Kanazawa ends his article with, "Yes, we need a woman in the White House, but not the one who’s running." I agree this too is somewhat ambiguous, but, wow, he really seems to be saying Ann Coulter would make a better president than Hillary Clinton. Coulter, for those of you who don't know, is a batshit crazy, deeply uninformed Creationist, extreme right-wing, fundamentalist Christian. (Have a look at her website or her page on Wikiquote). I find it hard to think of someone who would be a worse president.
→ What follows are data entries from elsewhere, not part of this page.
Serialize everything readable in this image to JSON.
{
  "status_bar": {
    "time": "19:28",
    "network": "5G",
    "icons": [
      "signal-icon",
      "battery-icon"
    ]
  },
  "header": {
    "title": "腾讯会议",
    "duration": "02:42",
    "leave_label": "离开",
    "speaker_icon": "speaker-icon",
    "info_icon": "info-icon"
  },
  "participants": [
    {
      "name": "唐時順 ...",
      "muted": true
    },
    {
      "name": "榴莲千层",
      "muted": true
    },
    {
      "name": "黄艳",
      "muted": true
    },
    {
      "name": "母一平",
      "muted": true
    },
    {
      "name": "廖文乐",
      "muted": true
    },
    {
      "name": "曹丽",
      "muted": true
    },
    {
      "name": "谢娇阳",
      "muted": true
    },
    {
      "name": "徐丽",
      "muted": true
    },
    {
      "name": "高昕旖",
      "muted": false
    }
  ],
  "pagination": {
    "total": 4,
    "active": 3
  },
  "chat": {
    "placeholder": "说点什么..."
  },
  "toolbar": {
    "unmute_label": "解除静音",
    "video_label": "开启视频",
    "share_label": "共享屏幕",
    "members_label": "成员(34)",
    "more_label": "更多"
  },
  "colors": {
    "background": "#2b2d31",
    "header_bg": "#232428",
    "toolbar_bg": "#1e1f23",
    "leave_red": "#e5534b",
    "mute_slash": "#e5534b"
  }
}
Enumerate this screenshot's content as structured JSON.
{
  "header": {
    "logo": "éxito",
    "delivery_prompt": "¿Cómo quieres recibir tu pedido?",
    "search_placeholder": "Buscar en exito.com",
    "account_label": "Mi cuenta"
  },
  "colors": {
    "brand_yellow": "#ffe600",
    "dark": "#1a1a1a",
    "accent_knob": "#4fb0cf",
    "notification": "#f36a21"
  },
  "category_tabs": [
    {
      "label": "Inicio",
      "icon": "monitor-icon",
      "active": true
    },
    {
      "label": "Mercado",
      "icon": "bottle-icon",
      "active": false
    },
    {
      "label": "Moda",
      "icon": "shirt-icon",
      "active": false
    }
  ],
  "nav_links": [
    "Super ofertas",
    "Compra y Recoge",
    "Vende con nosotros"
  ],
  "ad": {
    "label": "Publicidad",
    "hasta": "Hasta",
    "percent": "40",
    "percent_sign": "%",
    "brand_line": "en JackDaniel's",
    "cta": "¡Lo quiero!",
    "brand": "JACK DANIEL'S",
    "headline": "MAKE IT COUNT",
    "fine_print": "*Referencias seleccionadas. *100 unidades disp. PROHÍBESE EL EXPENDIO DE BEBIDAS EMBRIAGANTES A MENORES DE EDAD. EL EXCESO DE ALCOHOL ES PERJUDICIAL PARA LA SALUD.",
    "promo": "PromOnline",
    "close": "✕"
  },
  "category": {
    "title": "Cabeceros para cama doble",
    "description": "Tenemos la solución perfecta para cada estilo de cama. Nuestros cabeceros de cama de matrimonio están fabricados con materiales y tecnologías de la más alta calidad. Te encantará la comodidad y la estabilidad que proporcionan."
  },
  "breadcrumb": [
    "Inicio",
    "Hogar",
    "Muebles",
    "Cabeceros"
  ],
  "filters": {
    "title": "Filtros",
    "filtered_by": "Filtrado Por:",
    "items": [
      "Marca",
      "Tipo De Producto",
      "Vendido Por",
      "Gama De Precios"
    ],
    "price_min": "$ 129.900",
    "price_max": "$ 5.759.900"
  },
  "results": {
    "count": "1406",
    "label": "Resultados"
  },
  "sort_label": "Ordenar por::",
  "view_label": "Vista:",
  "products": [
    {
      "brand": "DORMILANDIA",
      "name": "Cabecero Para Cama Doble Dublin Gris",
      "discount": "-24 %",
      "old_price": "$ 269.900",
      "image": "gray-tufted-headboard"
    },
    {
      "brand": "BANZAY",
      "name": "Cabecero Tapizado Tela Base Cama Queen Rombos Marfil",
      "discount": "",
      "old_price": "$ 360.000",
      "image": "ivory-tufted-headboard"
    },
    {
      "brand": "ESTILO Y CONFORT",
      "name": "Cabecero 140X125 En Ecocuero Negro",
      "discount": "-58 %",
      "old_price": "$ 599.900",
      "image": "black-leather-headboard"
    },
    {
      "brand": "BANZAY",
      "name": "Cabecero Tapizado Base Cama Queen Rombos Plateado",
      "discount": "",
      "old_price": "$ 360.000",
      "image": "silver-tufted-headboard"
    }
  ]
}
Unless I have been uncharitable, unless I have misrepresented his position, and unless he was joking, Kanazawa is crazy. Frankly, he gives evolutionary psychology a bad name by associating it with this kind of extremism. Evolutionary psychologists are not the heartless right-wingers they're sometimes characterized as being (Tybur, Miller & Gangestad, 2007), but Kanazawa is hardly helping to combat that erroneous perception with posts like these.
Reference
Mack, A. (1975) "Why Big Nations Lose Small Wars: The Politics of Asymmetric Conflict," World Politics, 27(2): 175-200.
Tybur, J. M., Miller, G. F., & Gangestad, S. W. (2007) "Testing the controversy: An empirical examination of adaptationists' attitudes towards politics and science," Human Nature, 18(4): 313-328.